Warum der Alpenschutz auf Granit beisst

Hanspeter Guggenbühl / 19. Feb 2014 - Die 1994 angenommene Alpeninitiative belegt: Nationale Politik beisst auf Granit, wenn sie globale Wirtschaftsinteressen tangiert.

«Der alpenquerende Gütertransitverkehr von Grenze zu Grenze erfolgt auf der Schiene.» Dieser Satz steht seit 20 Jahren in der Bundesverfassung. Er trat 2004 in Kraft, nachdem das Schweizer Volk 1994 mit 52 Prozent Ja-Stimmen der Alpeninitiative zugestimmt und eine zehnjährige Frist bis zum Vollzug beschlossen hatte. Doch Volkswille und Bundesverfassung wurden bis heute nicht umgesetzt.

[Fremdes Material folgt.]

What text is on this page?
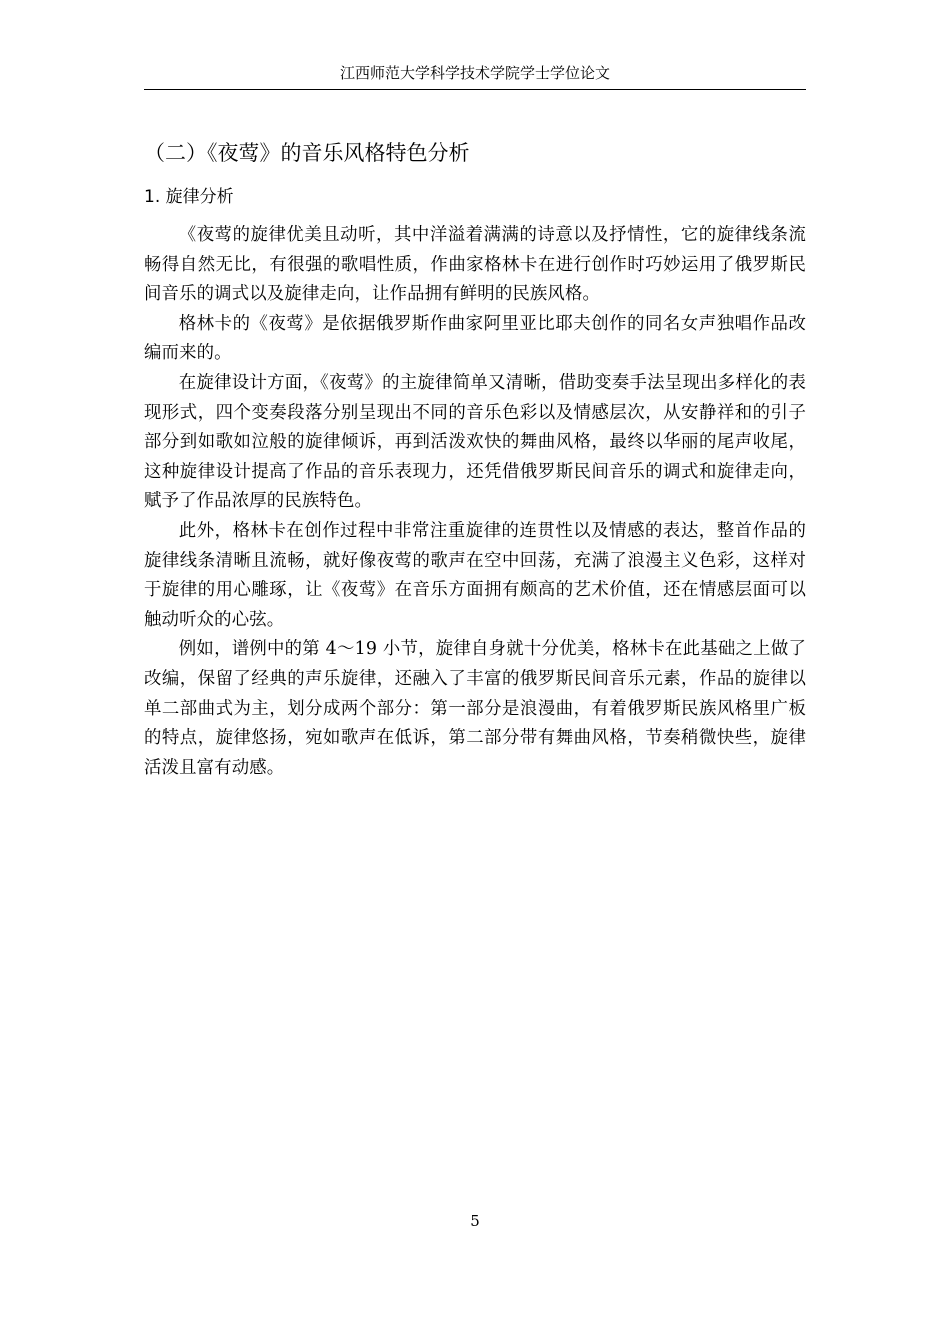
江西师范大学科学技术学院学士学位论文
（二）《夜莺》的音乐风格特色分析
1. 旋律分析

《夜莺的旋律优美且动听，其中洋溢着满满的诗意以及抒情性，它的旋律线条流畅得自然无比，有很强的歌唱性质，作曲家格林卡在进行创作时巧妙运用了俄罗斯民间音乐的调式以及旋律走向，让作品拥有鲜明的民族风格。

格林卡的《夜莺》是依据俄罗斯作曲家阿里亚比耶夫创作的同名女声独唱作品改编而来的。

在旋律设计方面，《夜莺》的主旋律简单又清晰，借助变奏手法呈现出多样化的表现形式，四个变奏段落分别呈现出不同的音乐色彩以及情感层次，从安静祥和的引子部分到如歌如泣般的旋律倾诉，再到活泼欢快的舞曲风格，最终以华丽的尾声收尾，这种旋律设计提高了作品的音乐表现力，还凭借俄罗斯民间音乐的调式和旋律走向，赋予了作品浓厚的民族特色。

此外，格林卡在创作过程中非常注重旋律的连贯性以及情感的表达，整首作品的旋律线条清晰且流畅，就好像夜莺的歌声在空中回荡，充满了浪漫主义色彩，这样对于旋律的用心雕琢，让《夜莺》在音乐方面拥有颇高的艺术价值，还在情感层面可以触动听众的心弦。

例如，谱例中的第 4～19 小节，旋律自身就十分优美，格林卡在此基础之上做了改编，保留了经典的声乐旋律，还融入了丰富的俄罗斯民间音乐元素，作品的旋律以单二部曲式为主，划分成两个部分：第一部分是浪漫曲，有着俄罗斯民族风格里广板的特点，旋律悠扬，宛如歌声在低诉，第二部分带有舞曲风格，节奏稍微快些，旋律活泼且富有动感。

5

Vom Verfassungs- zum Gesetzesbruch

Den Verfassungsbruch belegt die Statistik: Im Jahr 2012 transportierten 600'000 Laster – vom Lastwagen bis zum Sattelschlepper – rund acht Millionen Tonnen Güter im Transit durch die Schweizer Alpen. Dazu kamen weitere 600'000 Laster, die Import-, Export- und Binnengüter durch den Gotthard, San Bernardino und über den Simplon beförderten. Gegenüber 1994 hat damit der gesamte Lastwagenverkehr durch die Schweizer Alpen um 23 Prozent zugenommen. Die Zahl der verbotenen Transit-Fahrten allein stieg um 14 Prozent (siehe Grafik).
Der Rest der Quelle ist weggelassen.